Karınca Ailesinin Sıcak Kış Hazırlığı Masalı

Bir varmış, bir yokmuş. Ormanın derinliklerinde, yeşilin en hoş tonlarına sahip ağaçların ortasında, toprağın altında bilinmeyen bir karınca yuvası varmış. Bu yuva, kışın soğuk günlerinden korunmak için karınca ailesi tarafından ihtimamla inşa edilmiş, tünelleri ve odalarıyla kocaman bir dünya üzereymiş.

Yuva, yazın sıcağında serin, kışın soğuğunda ise sıcacık olurmuş. Yuvalarının içi, yiyecek depoları, odun odaları ve rahat dinlenme yerleriyle doluymuş. Lakin artık sonbahar gelip çatmış, orman altın sarısı yapraklarla kaplanmaya başlamış. Bu, karınca ailesi için kış hazırlıklarının da vakti demekmiş.

Sonbaharın serin rüzgarları ağaçların kollarını yavaşça sallarken, anne karınca yuvanın dışındaki tünelin ucuna gelip havayı koklamış. Hava biraz serinlemiş, ağaçlardan dökülen yapraklar yerleri örtmeye başlamış. Anne karınca bir iç çekip, “Kış geliyor,” demiş içinden. Ormanın sessizliğini yalnızca yaprakların hışırtısı ve ortada bir esen rüzgarın sesi bozuyormuş.

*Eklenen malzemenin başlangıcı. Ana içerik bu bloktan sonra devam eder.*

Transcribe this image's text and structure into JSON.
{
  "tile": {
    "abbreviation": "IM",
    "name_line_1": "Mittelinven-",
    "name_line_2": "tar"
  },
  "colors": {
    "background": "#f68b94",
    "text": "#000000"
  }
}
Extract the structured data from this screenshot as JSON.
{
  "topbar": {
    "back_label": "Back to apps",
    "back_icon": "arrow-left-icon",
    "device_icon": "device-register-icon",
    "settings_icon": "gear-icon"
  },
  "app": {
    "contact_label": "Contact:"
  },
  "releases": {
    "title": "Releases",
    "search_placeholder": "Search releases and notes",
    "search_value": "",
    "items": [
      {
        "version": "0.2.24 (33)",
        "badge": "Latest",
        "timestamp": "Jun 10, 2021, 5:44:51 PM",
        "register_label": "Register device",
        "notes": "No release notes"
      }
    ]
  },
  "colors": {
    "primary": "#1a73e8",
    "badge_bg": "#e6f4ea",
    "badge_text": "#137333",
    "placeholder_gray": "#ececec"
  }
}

Karınca ailesi dört şahıstan oluşuyormuş: Anne karınca, baba karınca, abla karınca ve ailenin en küçük üyesi olan küçük kardeş karınca. Bu dört karınca, yaz boyunca çalışmış, yiyecek toplamış ve yuvalarını kışa hazırlamışlar. Ama kış yaklaşırken, daha yapacak çok işleri varmış.

Anne karınca, her vakit yuvalarını sistemli ve pak tutmasıyla tanınırmış. Kışın şiddetli geçeceğini bilir, yiyeceklerin sistemli depolanması gerektiğini daima hatırlatırmış. “Yiyeceklerimizi dikkatlice yerleştirmezsek kışın güç durumda kalırız,” dermiş daima. O sabah da güne erken başlamış, yuvalarındaki ambarı denetim etmiş. “Tohumlar yerinde lakin birkaç meyve daha toplamamız gerek,” diye düşünmüş.

Baba karınca ise yuvalarını sıcak tutmak için gerekli olan odunları toplamakla görevliymiş. Kışın soğuk günlerinde yuvalarını ısıtacak odunları bulmak onun en sevdiği işmiş. Ormanın her köşesini bilirmiş, en kuru kısımları, en sağlam odunları toplamak için sabahın erken saatlerinde yola çıkarmış.

Abla karınca, ailesine çok bağlıymış ve her vakit yardım etmeye hazırmış. Yiyecek toplamak konusunda hayli yetenekliymiş. Ormanın en lezzetli meyvelerini bulmak onun uzmanlık alanıymış. O sabah da annesiyle birlikte dışarı çıkıp en taze tohumları ve meyveleri toplamak için hazırlıklara başlamış.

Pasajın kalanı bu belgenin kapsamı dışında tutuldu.